Johnson brushed aside the sacrifice of people following rules his government implemented only to see their architect break them. He also, while attempting to bat away criticism over his handling of the Hancock affair, joked that Starmer “fires and rehires”, referring to the recent Labour reshuffle. He got a laugh from Tory backbenchers, with no recognition paid to ‘fire and rehire’ being a brutal tactic that has seen many workers across the country face destitution. Last week, the PM dismissed serious questions over the appallingly low levels of rape and sexual violence as “jabber“. Time and again at Prime Minister’s Questions, where Johnson’s handlers cannot completely plan the exchange, he betrays his true feelings: callous indifference.
Doggedly sticking to the same line of questioning, Starmer went on to point out that the Hancock scandal forms part of a pattern. Just as with Dominic Cummings and his trip to Barnard Castle, Robert Jenrick and his corrupt dealings with a property developer, and Priti Patel bullying her staff, Johnson was willing to back his colleague above all else. An elite club closing ranks. “Every time it’s the same old story,” Starmer told MPs. “It’s one rule for them and another rule for everybody else.”
The powerful personal story and focus on a single issue made for a strong PMQs for the Labour leader today.
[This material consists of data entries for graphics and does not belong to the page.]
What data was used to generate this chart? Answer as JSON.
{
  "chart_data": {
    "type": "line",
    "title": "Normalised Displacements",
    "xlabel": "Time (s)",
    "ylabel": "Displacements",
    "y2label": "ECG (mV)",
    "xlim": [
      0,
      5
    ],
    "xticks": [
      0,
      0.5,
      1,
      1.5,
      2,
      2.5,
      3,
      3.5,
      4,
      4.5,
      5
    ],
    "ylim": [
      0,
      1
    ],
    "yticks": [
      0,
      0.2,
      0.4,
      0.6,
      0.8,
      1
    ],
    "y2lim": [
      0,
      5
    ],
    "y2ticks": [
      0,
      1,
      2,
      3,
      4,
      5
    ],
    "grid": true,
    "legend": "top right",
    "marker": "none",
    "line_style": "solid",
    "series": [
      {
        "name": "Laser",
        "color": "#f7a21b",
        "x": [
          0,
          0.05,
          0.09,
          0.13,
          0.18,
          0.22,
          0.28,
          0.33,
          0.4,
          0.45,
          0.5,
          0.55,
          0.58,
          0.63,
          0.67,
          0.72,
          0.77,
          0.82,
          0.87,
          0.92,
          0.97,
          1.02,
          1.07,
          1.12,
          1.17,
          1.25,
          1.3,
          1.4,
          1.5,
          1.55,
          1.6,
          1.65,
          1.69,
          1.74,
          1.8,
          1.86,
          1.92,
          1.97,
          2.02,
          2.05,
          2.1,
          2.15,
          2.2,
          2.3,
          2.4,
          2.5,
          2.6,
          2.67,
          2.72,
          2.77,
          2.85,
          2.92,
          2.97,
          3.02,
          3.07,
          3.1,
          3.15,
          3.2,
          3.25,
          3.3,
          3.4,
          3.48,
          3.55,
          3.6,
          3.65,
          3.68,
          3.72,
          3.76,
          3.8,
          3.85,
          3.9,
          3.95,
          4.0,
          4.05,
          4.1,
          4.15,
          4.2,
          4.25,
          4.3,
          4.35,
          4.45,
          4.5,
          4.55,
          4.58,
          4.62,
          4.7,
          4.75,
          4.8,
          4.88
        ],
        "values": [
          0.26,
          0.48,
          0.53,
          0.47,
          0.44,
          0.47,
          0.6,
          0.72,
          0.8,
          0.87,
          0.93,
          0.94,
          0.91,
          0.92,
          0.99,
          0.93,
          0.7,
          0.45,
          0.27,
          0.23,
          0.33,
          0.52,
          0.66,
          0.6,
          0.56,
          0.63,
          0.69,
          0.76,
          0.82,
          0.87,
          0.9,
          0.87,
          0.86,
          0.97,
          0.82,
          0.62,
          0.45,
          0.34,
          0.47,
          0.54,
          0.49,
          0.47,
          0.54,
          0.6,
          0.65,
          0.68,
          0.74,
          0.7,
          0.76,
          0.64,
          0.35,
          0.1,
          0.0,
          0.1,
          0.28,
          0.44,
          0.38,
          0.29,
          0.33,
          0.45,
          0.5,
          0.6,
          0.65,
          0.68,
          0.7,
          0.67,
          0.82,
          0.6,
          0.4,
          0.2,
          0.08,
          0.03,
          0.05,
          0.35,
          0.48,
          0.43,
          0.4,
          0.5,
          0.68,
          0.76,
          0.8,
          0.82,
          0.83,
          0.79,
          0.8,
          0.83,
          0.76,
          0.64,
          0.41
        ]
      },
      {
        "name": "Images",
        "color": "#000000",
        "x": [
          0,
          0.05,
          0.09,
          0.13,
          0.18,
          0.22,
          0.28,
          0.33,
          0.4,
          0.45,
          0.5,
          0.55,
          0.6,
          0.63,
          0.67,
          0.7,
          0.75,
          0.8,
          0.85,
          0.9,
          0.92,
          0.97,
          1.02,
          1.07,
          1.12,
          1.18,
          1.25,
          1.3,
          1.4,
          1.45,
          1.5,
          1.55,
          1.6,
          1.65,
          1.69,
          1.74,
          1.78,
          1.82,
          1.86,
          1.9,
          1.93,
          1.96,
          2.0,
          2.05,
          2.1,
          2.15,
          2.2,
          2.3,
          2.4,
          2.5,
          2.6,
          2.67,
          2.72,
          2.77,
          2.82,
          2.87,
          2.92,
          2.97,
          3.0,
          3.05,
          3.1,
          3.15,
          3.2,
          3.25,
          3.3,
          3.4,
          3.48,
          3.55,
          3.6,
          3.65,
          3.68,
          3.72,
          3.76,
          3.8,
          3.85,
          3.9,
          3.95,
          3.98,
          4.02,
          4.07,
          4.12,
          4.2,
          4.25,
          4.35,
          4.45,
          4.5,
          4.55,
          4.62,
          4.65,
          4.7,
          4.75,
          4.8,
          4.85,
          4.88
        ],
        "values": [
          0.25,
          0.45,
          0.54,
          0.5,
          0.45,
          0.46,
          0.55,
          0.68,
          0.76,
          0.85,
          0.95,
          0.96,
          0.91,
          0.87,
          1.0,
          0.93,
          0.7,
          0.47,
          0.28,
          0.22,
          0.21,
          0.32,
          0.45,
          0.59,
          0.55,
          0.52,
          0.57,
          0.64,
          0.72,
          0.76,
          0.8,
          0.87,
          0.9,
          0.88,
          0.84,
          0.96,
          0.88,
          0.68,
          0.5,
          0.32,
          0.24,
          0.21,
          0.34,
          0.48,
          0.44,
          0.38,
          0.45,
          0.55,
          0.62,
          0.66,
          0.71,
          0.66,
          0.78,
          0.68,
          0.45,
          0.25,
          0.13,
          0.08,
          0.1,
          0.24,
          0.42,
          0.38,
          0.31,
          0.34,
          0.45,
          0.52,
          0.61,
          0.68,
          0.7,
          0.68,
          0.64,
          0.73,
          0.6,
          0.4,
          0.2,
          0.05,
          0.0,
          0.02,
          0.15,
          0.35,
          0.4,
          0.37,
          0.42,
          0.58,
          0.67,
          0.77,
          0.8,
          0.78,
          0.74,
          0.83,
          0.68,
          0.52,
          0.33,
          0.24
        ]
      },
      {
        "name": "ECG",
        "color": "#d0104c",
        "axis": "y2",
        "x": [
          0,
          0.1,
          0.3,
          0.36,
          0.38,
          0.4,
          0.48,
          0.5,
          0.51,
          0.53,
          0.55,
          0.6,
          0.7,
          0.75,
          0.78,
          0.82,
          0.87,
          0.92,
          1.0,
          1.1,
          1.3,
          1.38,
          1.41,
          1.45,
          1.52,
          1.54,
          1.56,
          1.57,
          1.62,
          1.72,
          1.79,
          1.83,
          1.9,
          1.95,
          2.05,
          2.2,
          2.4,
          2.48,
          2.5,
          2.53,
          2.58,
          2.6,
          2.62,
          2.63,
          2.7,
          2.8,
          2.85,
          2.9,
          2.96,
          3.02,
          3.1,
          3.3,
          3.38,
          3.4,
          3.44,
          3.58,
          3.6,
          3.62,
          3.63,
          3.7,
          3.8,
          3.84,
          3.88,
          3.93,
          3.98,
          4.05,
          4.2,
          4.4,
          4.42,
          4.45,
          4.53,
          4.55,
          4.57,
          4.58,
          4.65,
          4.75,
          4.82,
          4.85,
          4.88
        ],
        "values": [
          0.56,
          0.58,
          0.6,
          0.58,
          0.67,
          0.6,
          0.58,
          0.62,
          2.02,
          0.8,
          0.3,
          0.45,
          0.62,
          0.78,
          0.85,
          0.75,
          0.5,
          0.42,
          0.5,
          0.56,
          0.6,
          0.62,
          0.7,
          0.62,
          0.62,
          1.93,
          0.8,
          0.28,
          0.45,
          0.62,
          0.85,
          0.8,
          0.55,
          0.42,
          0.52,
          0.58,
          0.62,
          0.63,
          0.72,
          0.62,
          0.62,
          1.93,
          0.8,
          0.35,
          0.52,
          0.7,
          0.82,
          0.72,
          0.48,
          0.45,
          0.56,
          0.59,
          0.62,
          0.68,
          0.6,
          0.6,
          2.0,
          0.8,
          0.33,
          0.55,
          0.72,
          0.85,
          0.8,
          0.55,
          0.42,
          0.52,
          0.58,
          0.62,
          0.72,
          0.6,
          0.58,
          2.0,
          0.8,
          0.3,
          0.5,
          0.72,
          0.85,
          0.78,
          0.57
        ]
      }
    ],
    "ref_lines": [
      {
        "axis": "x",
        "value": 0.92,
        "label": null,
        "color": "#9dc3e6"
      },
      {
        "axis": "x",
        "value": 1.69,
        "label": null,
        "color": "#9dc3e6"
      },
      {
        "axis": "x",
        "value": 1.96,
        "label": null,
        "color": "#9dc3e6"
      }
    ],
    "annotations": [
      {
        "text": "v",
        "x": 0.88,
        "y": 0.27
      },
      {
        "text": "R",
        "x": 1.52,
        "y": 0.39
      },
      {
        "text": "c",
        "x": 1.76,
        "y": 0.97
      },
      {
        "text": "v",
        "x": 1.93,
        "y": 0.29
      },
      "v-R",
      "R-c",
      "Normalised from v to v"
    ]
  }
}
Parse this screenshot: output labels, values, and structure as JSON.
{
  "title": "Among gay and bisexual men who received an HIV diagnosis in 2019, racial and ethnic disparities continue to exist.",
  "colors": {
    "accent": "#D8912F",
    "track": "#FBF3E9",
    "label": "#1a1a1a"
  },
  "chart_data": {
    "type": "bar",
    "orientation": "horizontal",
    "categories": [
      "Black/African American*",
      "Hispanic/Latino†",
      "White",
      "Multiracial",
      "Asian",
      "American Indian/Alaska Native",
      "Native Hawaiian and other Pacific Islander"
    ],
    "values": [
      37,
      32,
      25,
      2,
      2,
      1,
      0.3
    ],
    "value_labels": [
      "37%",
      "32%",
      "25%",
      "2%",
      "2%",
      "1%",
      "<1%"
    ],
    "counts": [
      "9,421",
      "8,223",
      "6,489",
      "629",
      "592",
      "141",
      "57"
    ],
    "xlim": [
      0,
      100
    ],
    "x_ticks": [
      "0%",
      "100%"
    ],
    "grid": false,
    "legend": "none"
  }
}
Johnson had no response, offering no answers over the events that saw him back the disgraced Health Secretary only for Hancock to remove himself from office a day later. Instead, he repeatedly made reference to the vaccination programme – a tactic he now deploys, almost without fail, whenever criticised. The hope for Labour is that, at some point, the shine of the life-saving jab will wear off this government and people will take a long, hard look at the PM.